A importância pastoral do Ano Litúrgico vale especialmente para o Domingo. Quem atua na Pastoral Litúrgica sabe que o Domingo é um dia sacramental; dia do sacramento da Ressurreição de Jesus atualizado (memorial) na Eucaristia. É também um dia, no qual a vida paroquial se apresenta em toda sua vitalidade. É nos Domingos que a comunidade celebra a Eucaristia, celebra sua vida, celebra seus batizados, os casamentos, em sua grande maioria, são celebrados na véspera do Domingo. No Domingo celebra-se a Crisma, a acolhida de catecúmenos e das crianças, na Primeira Comunhão. Também a catequese e muitos encontros acontecem no Domingo. Jovens e adolescentes se reúnem na comunidade para refletir ou para partilhar a vida cantando ou divertindo-se no espaço da paróquia. Parafraseando o ditado popular: diga-me como vives o Domingo e te direi como é tua comunidade.
            Gostaria de chamar sua atenção para a dimensão litúrgica da celebração do Domingo. Na primeira parte do Ano Litúrgico, do Advento até as celebrações que acontecem em julho, neste caso incluindo a primeira parte do Tempo Comum, os Domingos são celebrados em sua originalidade. Entra a Quaresma, e algumas paróquias priorizam a Campanha da Fraternidade, a ponto de se esquecer o caminho quaresmal proposto pela pedagogia litúrgica; fixam-se unicamente na proposta temática da Campanha da Fraternidade. Não desconsidero a Campanha da Fraternidade; quero apenas ressaltar a prioridade da pedagogia litúrgica quaresmal. Em julho, os Domingos do Tempo Comum são celebrados como Domingos do Tempo Comum; depois começam os meses temáticos: vocações, Bíblia, missões... e a campanha da Evangelização, no Advento.

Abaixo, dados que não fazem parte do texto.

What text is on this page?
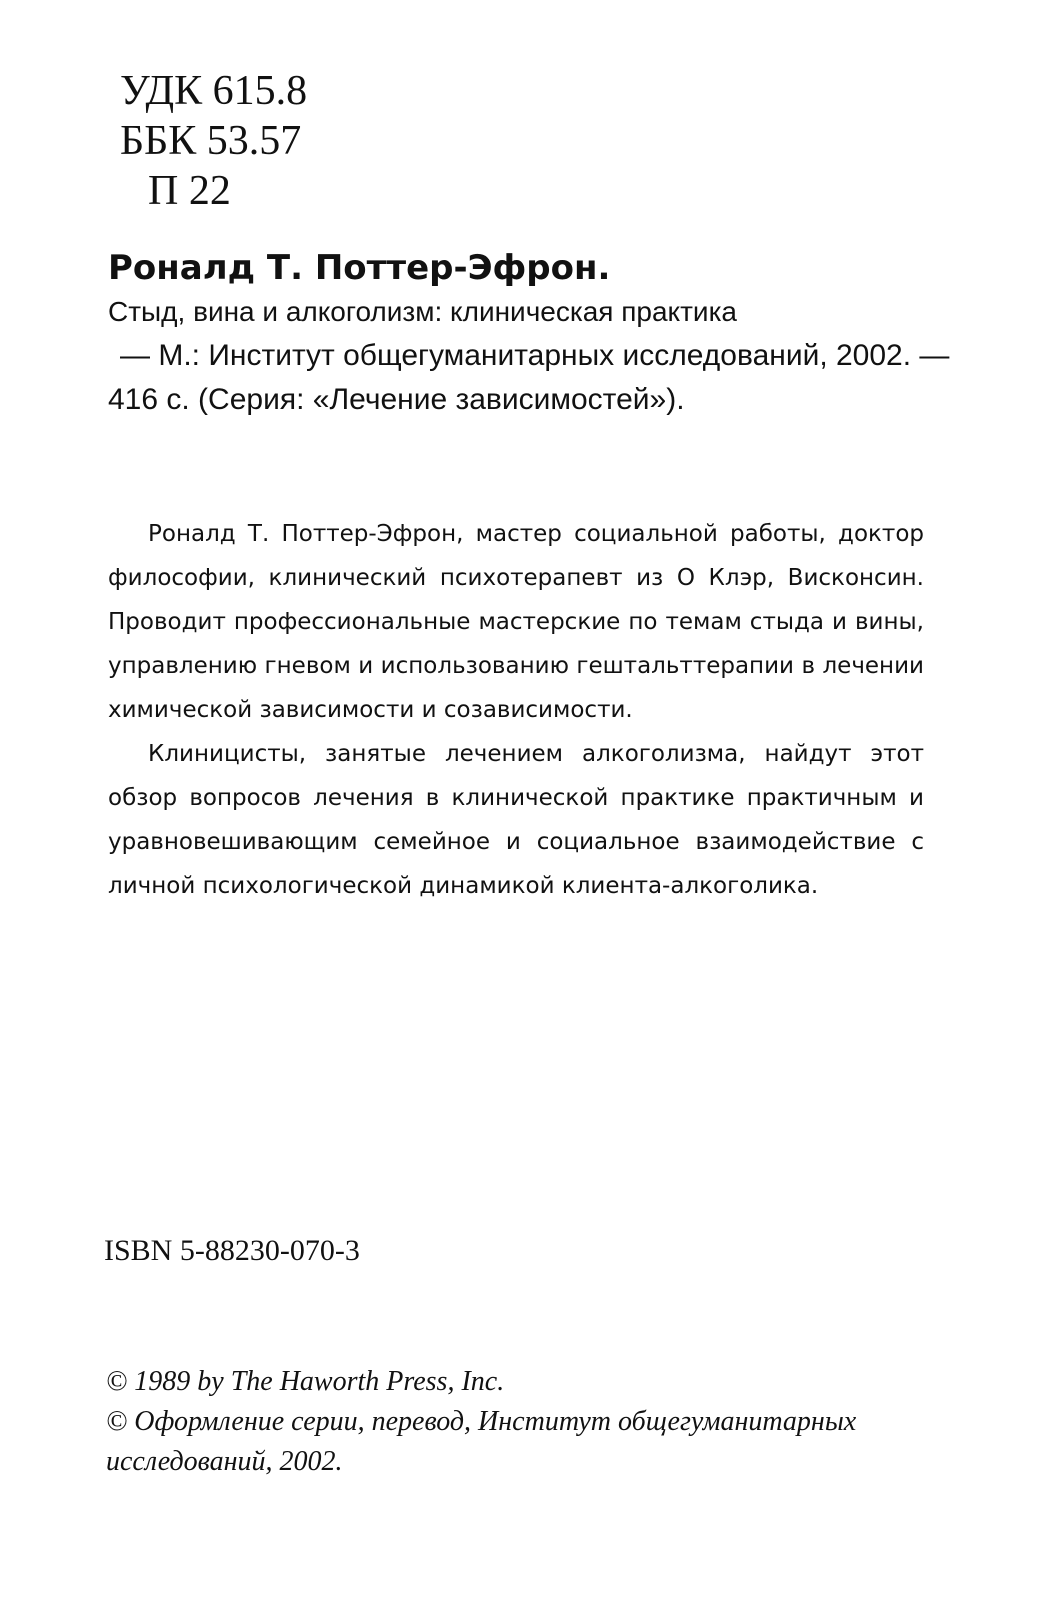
УДК 615.8
ББК 53.57
П 22
Роналд Т. Поттер-Эфрон.
Стыд, вина и алкоголизм: клиническая практика
— М.: Институт общегуманитарных исследований, 2002. —
416 с. (Серия: «Лечение зависимостей»).

Роналд Т. Поттер-Эфрон, мастер социальной работы, доктор философии, клинический психотерапевт из О Клэр, Висконсин. Проводит профессиональные мастерские по темам стыда и вины, управлению гневом и использованию гештальттерапии в лечении химической зависимости и созависимости.

Клиницисты, занятые лечением алкоголизма, найдут этот обзор вопросов лечения в клинической практике практичным и уравновешивающим семейное и социальное взаимодействие с личной психологической динамикой клиента-алкоголика.

ISBN 5-88230-070-3
© 1989 by The Haworth Press, Inc.
© Оформление серии, перевод, Институт общегуманитарных
исследований, 2002.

            Tudo isso é importante. O problema aparece quando a pedagogia litúrgica do Domingo é simplesmente substituída pelo tema proposto naquele mês ou para um determinado Domingo. Corre-se o risco de a homilia deixar de ser homilia e se tornar palestra. Esse assunto tem sido tratado em alguns documentos da CNBB, mas sem muito efeito prático em algumas comunidades. É possível uma sintonia entre o que a Liturgia propõe para o itinerário celebrativo e pedagógico do Domingo e os temas propostos? Depende! Quando a escolha do tema, por exemplo, considera o Ano Litúrgico em curso com o evangelista que é proclamado naquele ano, creio que sim. Se não, fica difícil.
De outro lado, confesso que percebo certo cansaço na Pastoral Litúrgica de algumas comunidades quando aos meses temáticos. Percebo que muitos padres e Equipes de Liturgia não demonstram muito entusiasmo e se limitam a rezar pelas vocações, pelas missões, se o folheto que usam propõe alguma prece. Claro que os Domingos e meses temáticos são propostos em nível de proposta e não de obrigatoriedade. São temas importantes, não discuto. Minha queixa, repetida, vai no sentido que a escolha dos mesmos nem sempre considera o contexto celebrativo da pedagogia Litúrgica do ano em curso.
            Tem ainda outro aspecto que quero ressaltar. Defendo o argumento que não deveríamos inchar as celebrações Dominicais com temas, como se o Evangelho não bastasse para celebrar e refletir a proposta vocacional, evangelizadora ou missionária da comunidade. Quem conhece a pedagogia do Ano Litúrgico, especialmente aquela Dominical, percebe nitidamente o processo da formação do discipulado no contexto celebrativo da Eucaristia, especialmente na Liturgia da Palavra. Muitos dos temas propostos em meses ou Domingos temáticos aparecem naturalmente no decorrer do Ano Litúrgico e, deste ponto de vista, aqueles meses e Domingos são dispensáveis. A Liturgia mesma propõe e cabe ao bom senso do padre e da Equipe Litúrgica da comunidade refletir, à luz da Palavra, a importância da vocação, da missão e assim com outros temas.
            Em assim sendo, poder-se-ia ouvir do padre e da Equipe de Liturgia que “neste Domingo, vamos celebrar o Bom Pastor”, noutro celebra-se o “o fariseu e o publicano”, naquele, a “mulher Cananéia”... Domingos caracterizados pela pedagogia do discipulado, na escola do Evangelho. O Domingo como um tempo livre para o Senhor e para a vida pessoal e da comunidade que se deixa iluminar pelo Evangelho e pela Eucaristia. Domingo marcado pelo encontro fraterno da celebração que abre horizontes para o crescimento no discipulado na e pela pedagogia do Evangelho.